A social media post by the city’s governor attests to the resulting impunity of some public officers who are accused of accepting bribes to approve projects that go beyond the Zoning Ordinance. On top of this, neighbourhood organizations are forced to engage in interminable battles with developers over projects that they believe are incompatible with their environs. Increased pressure on services and amenities emanating from the current state of affairs is also manifested by shortages and rationing of water, sewer bursts, poor public transport and struggles with garbage collection.

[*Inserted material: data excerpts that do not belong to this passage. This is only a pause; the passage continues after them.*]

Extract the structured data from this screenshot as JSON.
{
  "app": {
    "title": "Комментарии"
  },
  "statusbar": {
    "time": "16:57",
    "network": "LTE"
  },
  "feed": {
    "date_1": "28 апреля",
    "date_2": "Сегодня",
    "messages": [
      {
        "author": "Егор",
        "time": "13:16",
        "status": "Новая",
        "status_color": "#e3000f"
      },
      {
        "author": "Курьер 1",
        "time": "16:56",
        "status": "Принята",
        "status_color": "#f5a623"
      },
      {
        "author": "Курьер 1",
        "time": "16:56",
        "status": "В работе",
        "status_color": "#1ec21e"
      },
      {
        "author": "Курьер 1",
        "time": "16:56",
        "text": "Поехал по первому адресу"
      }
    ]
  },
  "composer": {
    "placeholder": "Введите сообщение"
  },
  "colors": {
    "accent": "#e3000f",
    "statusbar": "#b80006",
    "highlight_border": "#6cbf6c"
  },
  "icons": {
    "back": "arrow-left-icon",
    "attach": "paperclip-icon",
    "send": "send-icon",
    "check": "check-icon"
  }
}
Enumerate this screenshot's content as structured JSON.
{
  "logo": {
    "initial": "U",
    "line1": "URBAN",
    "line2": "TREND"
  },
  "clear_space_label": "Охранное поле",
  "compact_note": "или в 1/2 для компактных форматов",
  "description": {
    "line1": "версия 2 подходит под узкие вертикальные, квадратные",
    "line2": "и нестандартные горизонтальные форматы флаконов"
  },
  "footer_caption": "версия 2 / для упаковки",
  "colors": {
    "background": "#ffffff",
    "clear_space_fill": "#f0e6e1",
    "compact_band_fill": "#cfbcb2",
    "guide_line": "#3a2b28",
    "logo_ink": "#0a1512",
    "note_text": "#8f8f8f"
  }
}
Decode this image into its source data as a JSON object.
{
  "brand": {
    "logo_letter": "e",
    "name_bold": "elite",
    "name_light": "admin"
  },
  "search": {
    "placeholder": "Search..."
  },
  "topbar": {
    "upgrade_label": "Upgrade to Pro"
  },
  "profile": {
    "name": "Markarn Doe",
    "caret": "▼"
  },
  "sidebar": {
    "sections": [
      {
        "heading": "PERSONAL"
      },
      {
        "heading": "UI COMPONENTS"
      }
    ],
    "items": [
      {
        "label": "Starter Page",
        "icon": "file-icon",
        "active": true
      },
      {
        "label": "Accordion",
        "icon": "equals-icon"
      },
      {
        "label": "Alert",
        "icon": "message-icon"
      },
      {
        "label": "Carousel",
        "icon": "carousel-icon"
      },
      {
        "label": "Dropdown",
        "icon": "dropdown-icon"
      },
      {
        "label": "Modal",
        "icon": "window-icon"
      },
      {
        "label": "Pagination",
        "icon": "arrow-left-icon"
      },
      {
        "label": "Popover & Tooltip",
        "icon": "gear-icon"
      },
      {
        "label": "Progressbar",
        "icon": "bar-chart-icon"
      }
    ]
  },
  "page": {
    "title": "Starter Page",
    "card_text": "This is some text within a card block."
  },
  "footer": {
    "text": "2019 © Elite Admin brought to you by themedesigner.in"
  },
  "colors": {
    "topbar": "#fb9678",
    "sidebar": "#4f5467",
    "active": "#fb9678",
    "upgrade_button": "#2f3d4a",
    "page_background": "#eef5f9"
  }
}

It is time for Cities to re-draft their zoning guidelines based on futuristic trends over the next two decades. A shift from Euclidian zoning – emanating from the British planning style of the 1940s in the colonies – and the adaption of Form Based Zoning and Transit Oriented Development is required.
Such an approach would appreciate the importance of social equity and environmental sustainability. It also defines development that builds communities and not merely concrete and mortar.
What approach should a city take to keep up with pressure for development and growth? How often do you think should cities revise their development control guidelines? With proper planning, would there by any need for this?